Hermione s'assit face à Rémus. Il esquissa un sourire en levant les yeux de ses livres de botanique. Il semblait plus pâle qu'au début de la semaine et ses yeux étaient cernés. «La pleine lune approche» pensa la jeune sorcière. Ils se saluèrent et commencèrent à discuter de leurs options. Rémus croyait plus simple d'améliorer une potion déjà existante. Hermione voulait concocter une nouvelle potion par attrait du défi. De plus, elle pensait que cette idée leur permettrait d'obtenir une meilleure note. Pendant leur discussion, Mme Pince vint les aviser en leur disant un «chut!» retentissant. Les étudiants baissèrent le ton pour poursuivre leur conversation lorsque soudainement :
- «Aie!» s'écria Rémus. Levant les yeux, Hermione réalisa qu'il venait de se faire mordre par une page d'un livre.
- «Ça va? Aie!» S'écria Hermione. Une page venait de s'attaquer à elle.
D'un coup de baguette, Rémus mis leurs livres dans son sac et saisit la main d'Hermione :
«Merde! Suit-moi vite!» cria le jeune homme.
Comprenant l'urgence de la situation, elle se laissa guider. Lorsqu'elle se retourna pour chercher la source de leur problème, elle réalisa que Mme Pince avait libéré le Monstrueux livre des monstres pour qu'il les attaque comme un chien de garde. Les deux étudiants coururent pour sortir de la bibliothèque. Une fois les portes franchies, ils ne purent s'empêcher d'éclater de rire face au zèle légendaire de la bibliothécaire. Le cœur léger, ils continuèrent à marcher sans réaliser qu'ils se tenaient toujours par la main. Rémus libéra sa main lorsqu'ils croisèrent un groupe d'élèves. Hermione trouva étrange de ressentir un pincement au cœur lorsqu'elle perdu la sensation chaude et rassurante de sa peau contre la sienne. Son camarade interrompit sa réflexion :
- «Il fait tellement beau. On pourrait aller continuer à travailler dehors»
- «Excellente idée» répondit Hermione à sa suggestion.
Ils marchèrent en silence pendant plusieurs minutes. Rémus n'était pas facile à suivre avec ses longues foulées. Il était silencieux et agile sur le chemin menant au Lac Noir. Les coéquipiers s'adossèrent contre un arbre mature. Rémus sortit les nombreux livres de son petit sac.
«Un sort d'expansion indétectable» souffla Hermione. Le jeune homme lui répondit en hochant la tête. Ils passèrent le début de la soirée à fouiller le livre de botanique à la recherche d'un ingrédient intéressant à utiliser pour leur projet. Ils décidèrent de se lancer dans la création d'une nouvelle potion. Après quelques heures de travail, leur discussion changea de sujet. Ils parlèrent longuement d'une foule de sujets hétéroclites.
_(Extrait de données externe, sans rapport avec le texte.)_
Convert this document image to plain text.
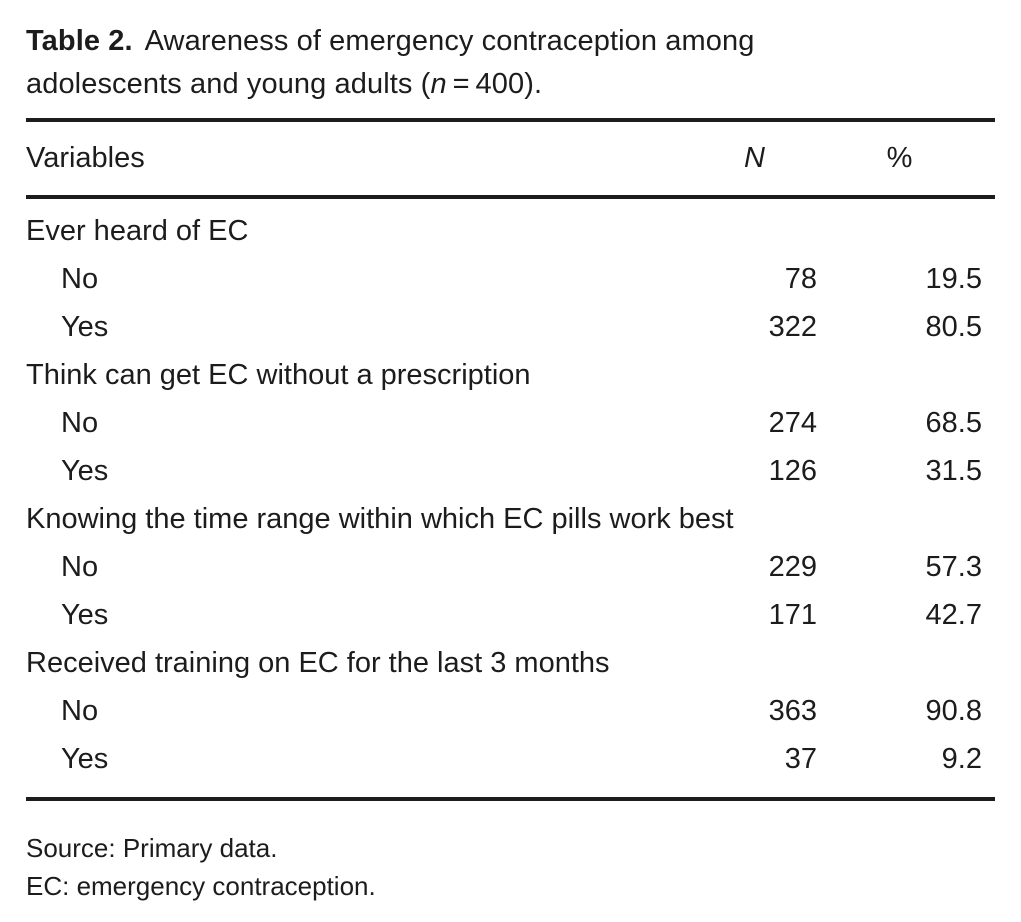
Table 2. Awareness of emergency contraception among
adolescents and young adults (n = 400).
Variables	N	%
Ever heard of EC
No	78	19.5
Yes	322	80.5
Think can get EC without a prescription
No	274	68.5
Yes	126	31.5
Knowing the time range within which EC pills work best
No	229	57.3
Yes	171	42.7
Received training on EC for the last 3 months
No	363	90.8
Yes	37	9.2
Source: Primary data.
EC: emergency contraception.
Lorsqu'ils abordèrent ce qu'ils voulaient faire après leurs études, Lupin se referma et elle put voir la tristesse dans son regard :
- «Je ne sais pas ce que je fais faire… C'est compliqué…» dit-il.
- «Je ne sais pas plus ce que je veux faire» répondit Hermione «Je ne sais pas encore quelle est ma place ici.»
Hermione comprit qu'ils avaient tous les deux de la difficulté à s'intégrer. Rémus vivait dans le secret comme elle d'une certaine façon. Ils restèrent silencieux un long moment. Il commençait à faire vraiment noir lorsque Lupin rompit le silence :
- «Il se fait tard. Je vais te raccompagner au château»
- «Merci» Répondit Hermione.
Ils marchèrent rapidement jusqu'au château. Lupin l'abandonna dans le hall d'entrée du château et retourna dans le parc. Il prétexta qu'il devait le patrouiller en tant que préfet. Hermione comprit que c'était la pleine lune et qu'il devait se rendre à la cabane-hurlante. Seule, elle descendit les marches qui menaient aux donjons. Elle devait se dépêcher, car elle avait déjà dépassé l'heure du couvre-feu. Connaissant moins bien les donjons, elle se trompa de chemin. Au bout d'un long corridor, elle fit face à une véritable scène d'horreur…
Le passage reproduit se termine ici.